Trendbericht zur Zukunft der Chemie

In den letzten Nachrichten aus der Chemie 2017, 65, 462-465 wurde von Thomas Le Blanc ein eher humorvoller (?) Rückblick auf die dreihundert Jahre vor 2167 geschrieben, also auf die Zukunft der Chemie aus unserer Sicht.

Das fand ich sehr amüsant, es steckt auch viel Nachdenkenswertes darin. Ich zitiere mal den Abstract:

Ein Rückblick zum 300‐jährigen Jubiläum der Gesellschaft Deutscher Chemiker zeigt, wie nützlich es ist, sich auf disruptive Veränderungen einzustellen. Dabei hat die Nanochemie gegenüber der Weltraumchemie gewonnen.

„Rückgeblickt“ wurde unter anderem auf die disruptive Neuausrichtung der Automobilindustrie wegen der Elektromobilität und einer Nullemissionsforderung aus der Politik. Die daraus resultierenden Herausforderungen konnte die Chemie in diesem Rückblick lösen.

Anreize aus der Politik?

Persönlich zweifle ich gar nicht daran, dass die Wissenschaft, hier plakativ die Chemie, diese Herausforderung lösen könnte. Ich fürchte nur, dass es die nötigen Anreize und Regulierungen von Seiten der Politik nicht oder zu spät und zu lasch geben wird, sodass es für die Wirtschaft keine Anreize für Veränderungen gibt. Disruptive Innovationen schaden ja typischerweise den großen etablierten Unternehmen. Diese werden sich daher so lange wie möglich mit allen Mitteln gegen solche Umwälzungen wehren, die ihnen die Geschäftsgrundlage entziehen.

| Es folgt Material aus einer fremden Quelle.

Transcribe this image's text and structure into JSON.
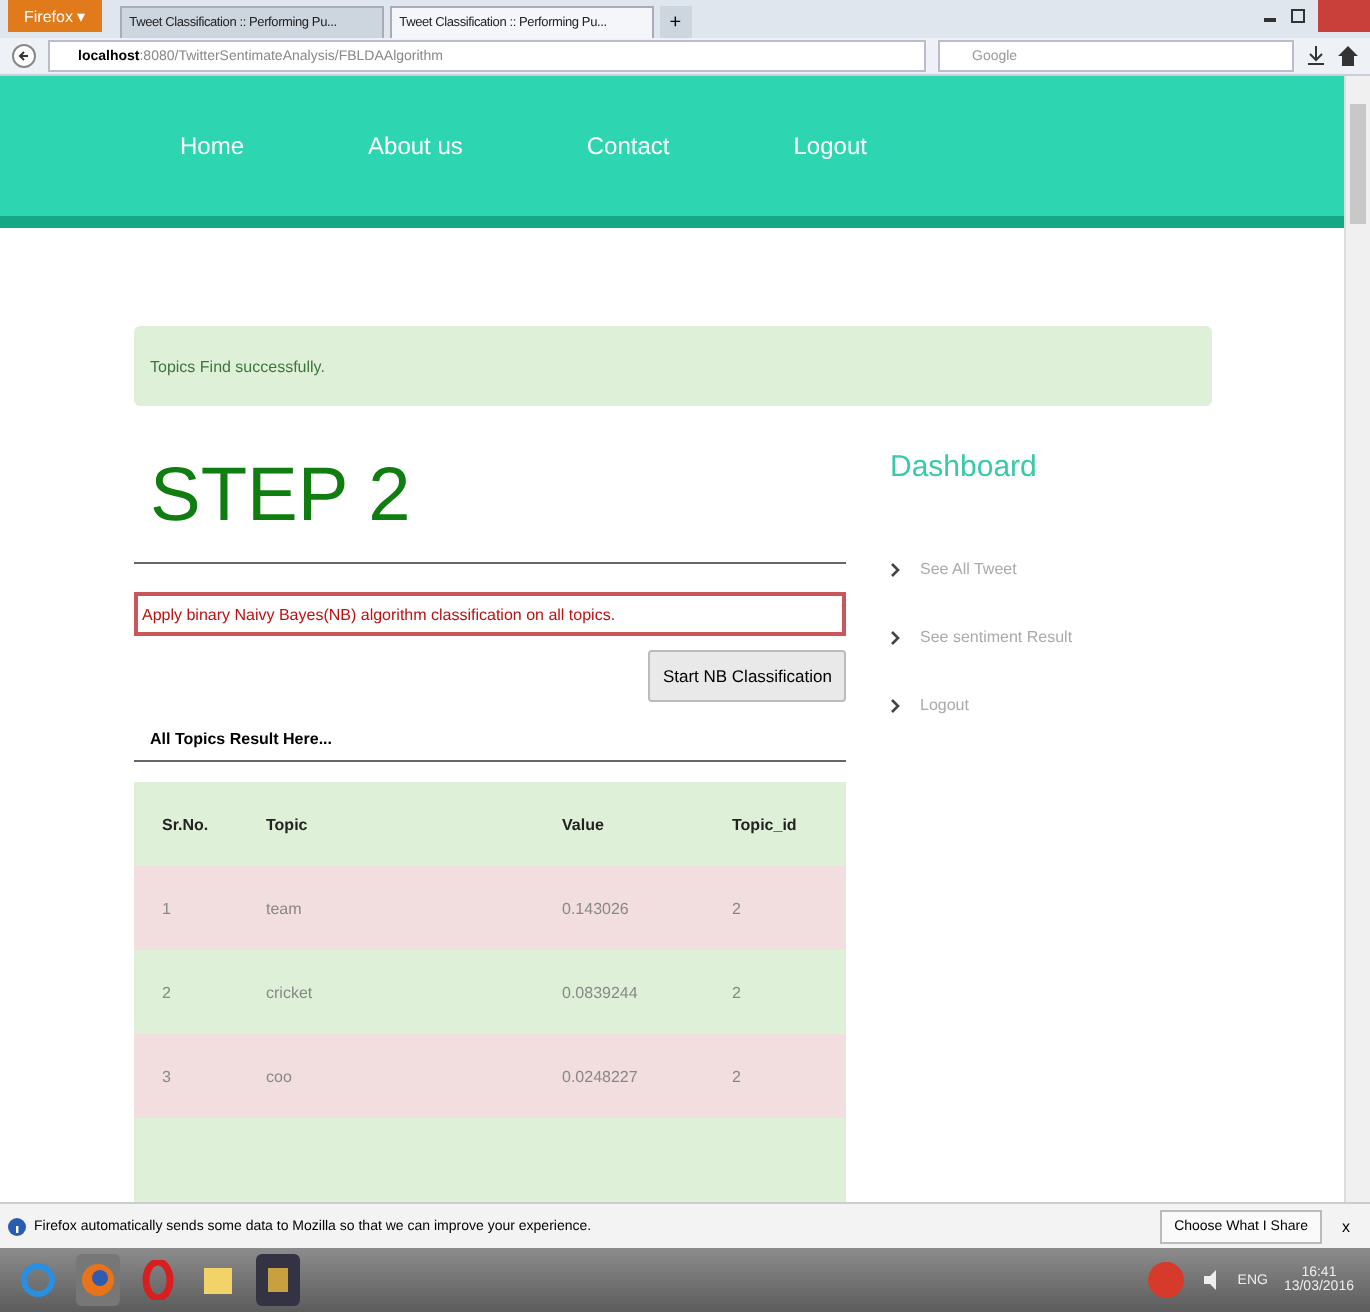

Oder kann sich jemand schon ausmalen, was passieren wird/würde, wenn der Verbrennungsmotor verschwindet?

Im Moment sieht es zumindest in der deutschen Politik nicht so aus, als ob es zu einem radikalen Wandel kommt. In der Zeit konnte man vor kurzem vom Selbstbetrug der deutschen Klimapolitik lesen. Seit 2009 sei der CO2-Ausstoß kaum gesunken.

Was meint ihr?

Was meint Ihr, was ist die Zukunft der Chemie? Und warum wird die Nanochemie gewinnen?

Hoffen wir, dass viele der im Nachrichten-Artikel beschriebenen Veränderungen bis spätestens 2167 eintreffen, einem Datum, dass die meisten von uns nicht mehr erleben werden :).

Der Autor des Originalartikels ist übrigens Leiter der phantastischen Bibliothek in Wetzlar. Diese „unterstützt auch Unternehmen in ihren Foresight-Strategien“, so steht es im Originalartikel. Das finde ich sehr interessant.